Dad’s army was made in the late 60s and early 70s and Allo Allo was in the 80s!!

Only 20yrs after the war for Dads Army. It’s like making a sitcom out of 9/11 and the war that followed now. Quite shocking really!

You know the people who made Dad's Army were all adults during the war? That that generation were the 'adults in charge' during the fifties, sixties and seventies?

The war as a background to everything - children's fiction, films, books, tv - was a huge thing for decades. Of course that included humour. The war was a huge thing that had happened to the country and to people, and people did what we always do with things like that - we told ourselves stories about it, over and over again...

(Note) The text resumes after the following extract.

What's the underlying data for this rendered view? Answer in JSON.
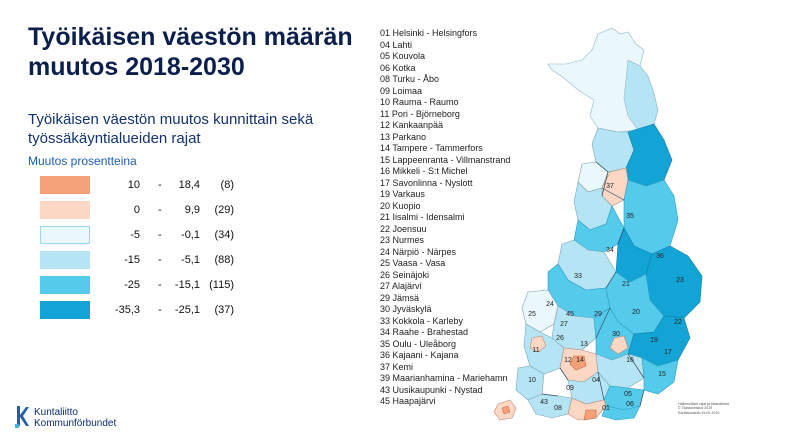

The games children played were based on war stories. The Nazis were THE baddies, for a long time. It didn't stop being relevant just like that. It had taken over people's lives and terrified them; it fundamentally changed civilian life for many for a few years. Even people born in the couple of decades after the war grew up in its shadow, with WWII narratives still dominant and familiar ones.

There's never going to be a single right way to talk about something like that, or to reflect it in the arts, literature, entertainment - let alone that way being only hushed, respectful and commemorative. It's too big.